Juice let him get to his feet on his own, and instead pushed out to the rear, into the first part of the arena. The cart, containing their mission objective, was right there, having been rolled back by the force of the explosion, about twenty feet inside. Most of the contents were still on it, and Juice policed up the coupl
e of paintball guns and air tanks that had been knocked off. By the time he had, Pred was back on his feet, rifle up and scanning, moving past him into the arena proper.
They didn’t need to discuss their exfil plan. Not only was their truck parked out back, but the front of the building was a no-go – the explosion, the fire, the unstable structure, and fleeing civilians, aside from being hazards in themselves, were drawing more dead. So now they had to clear back through the arena to the rear again.
But it was a whole different game of paintball this time.
* * *
With smoke starting to fill the dark and labyrinthine space, it was even spookier, weirder, and more annoying than the first time through, or so Pred thought. It was also more crowded.
“This is some bullshit,” he muttered, panning the cone of his weapon-mounted light fluidly and methodically from side to side, as he smoothly stepped through the twists of the arena and around barriers, trusting both that Juice was right behind him, pushing the cart – and that he would hear his griping. “Another damned building burning down around us.”
“Hey,” Juice answered, “no flaming zombie bats. No singularity outside.”
Pred took a breath. Juice had a point. “Yeah, and we’re not in fucking Somalia.”

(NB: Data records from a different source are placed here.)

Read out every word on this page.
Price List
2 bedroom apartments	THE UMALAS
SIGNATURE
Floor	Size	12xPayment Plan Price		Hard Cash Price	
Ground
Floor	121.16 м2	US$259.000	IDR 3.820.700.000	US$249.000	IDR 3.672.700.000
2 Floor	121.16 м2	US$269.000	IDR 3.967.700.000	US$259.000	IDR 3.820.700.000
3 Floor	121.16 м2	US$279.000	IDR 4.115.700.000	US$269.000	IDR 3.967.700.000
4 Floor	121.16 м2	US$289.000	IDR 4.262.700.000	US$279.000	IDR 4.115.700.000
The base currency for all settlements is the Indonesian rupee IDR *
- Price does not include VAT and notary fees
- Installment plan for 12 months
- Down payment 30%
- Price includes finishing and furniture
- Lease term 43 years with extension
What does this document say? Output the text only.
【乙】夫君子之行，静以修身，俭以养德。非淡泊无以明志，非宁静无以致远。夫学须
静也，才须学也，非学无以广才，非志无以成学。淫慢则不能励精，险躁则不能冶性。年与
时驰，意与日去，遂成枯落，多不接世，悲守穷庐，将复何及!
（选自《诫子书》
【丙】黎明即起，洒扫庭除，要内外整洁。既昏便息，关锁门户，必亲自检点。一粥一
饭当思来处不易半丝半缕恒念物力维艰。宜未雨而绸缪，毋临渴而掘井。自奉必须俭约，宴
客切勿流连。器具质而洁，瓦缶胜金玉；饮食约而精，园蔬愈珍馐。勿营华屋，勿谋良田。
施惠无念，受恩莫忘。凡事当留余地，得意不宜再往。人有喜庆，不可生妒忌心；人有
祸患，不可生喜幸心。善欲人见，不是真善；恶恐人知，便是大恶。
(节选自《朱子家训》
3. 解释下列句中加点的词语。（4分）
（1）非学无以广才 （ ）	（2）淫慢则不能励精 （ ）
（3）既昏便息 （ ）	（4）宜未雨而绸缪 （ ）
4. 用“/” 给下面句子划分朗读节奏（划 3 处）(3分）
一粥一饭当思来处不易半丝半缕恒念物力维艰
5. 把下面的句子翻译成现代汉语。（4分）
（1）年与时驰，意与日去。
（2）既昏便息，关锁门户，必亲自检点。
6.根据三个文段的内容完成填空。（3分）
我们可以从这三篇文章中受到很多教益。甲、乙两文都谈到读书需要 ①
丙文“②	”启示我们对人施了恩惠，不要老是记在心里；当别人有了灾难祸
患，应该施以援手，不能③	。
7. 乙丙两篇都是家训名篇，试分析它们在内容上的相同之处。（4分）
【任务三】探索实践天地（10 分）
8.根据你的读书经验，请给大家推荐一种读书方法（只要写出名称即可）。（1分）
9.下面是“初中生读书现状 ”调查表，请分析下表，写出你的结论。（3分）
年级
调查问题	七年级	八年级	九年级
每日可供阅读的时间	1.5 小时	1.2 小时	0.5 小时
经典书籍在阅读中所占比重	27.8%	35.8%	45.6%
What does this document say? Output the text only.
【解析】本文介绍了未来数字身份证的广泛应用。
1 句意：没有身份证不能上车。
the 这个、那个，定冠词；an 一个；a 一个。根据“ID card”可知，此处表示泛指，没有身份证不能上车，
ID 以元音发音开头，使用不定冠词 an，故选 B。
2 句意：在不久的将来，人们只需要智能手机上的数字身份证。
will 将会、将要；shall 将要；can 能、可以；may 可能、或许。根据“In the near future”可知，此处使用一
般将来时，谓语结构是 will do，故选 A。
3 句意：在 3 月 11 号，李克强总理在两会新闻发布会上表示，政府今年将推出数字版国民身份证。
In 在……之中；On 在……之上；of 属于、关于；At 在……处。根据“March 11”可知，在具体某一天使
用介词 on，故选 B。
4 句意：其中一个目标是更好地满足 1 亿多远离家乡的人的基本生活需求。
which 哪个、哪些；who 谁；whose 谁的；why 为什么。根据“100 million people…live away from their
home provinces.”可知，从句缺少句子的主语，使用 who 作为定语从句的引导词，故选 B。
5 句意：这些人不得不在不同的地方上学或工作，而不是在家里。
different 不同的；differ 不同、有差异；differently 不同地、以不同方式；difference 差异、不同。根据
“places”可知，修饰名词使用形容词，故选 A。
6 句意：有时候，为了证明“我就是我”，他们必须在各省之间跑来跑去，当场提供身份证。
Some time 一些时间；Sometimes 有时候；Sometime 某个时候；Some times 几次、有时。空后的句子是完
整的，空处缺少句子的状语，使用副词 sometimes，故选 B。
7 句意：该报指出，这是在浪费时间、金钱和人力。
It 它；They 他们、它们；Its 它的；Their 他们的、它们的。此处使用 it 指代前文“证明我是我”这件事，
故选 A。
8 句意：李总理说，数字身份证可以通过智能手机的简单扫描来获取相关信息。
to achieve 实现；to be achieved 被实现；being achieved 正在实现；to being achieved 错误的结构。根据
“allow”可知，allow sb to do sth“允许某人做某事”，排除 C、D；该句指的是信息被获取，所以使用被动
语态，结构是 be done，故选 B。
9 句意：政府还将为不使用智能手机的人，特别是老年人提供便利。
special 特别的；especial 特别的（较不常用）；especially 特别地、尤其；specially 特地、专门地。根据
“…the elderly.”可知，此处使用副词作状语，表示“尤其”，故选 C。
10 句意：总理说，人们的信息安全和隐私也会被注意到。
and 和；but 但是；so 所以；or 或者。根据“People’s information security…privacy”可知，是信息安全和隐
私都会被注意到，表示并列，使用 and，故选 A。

“Seriously. We’re fine, dude.”
Pred tried to calm down, but in a flash an undead face appeared in his light and he instinctive-fired a double-tap through its chin point – which flapped and flaked away, just like the paper target it was. It was one of the zombie cut-outs.
“Goddammit.”
But as he paused and reset, lowering his rifle and taking a breath, the whole cardboard cut-out tumbled over, a real runner knocking it over from behind and coming straight at Pred’s face. It was already inside the radius of his weapon, so he pivoted and slung it to the deck, coming up with his pistol and double-tapping it in the head. He looked up over the suddenly disanimated corpse to see Juice standing behind the cart, calmly waiting for him to finish – but then Juice nodded over his shoulder.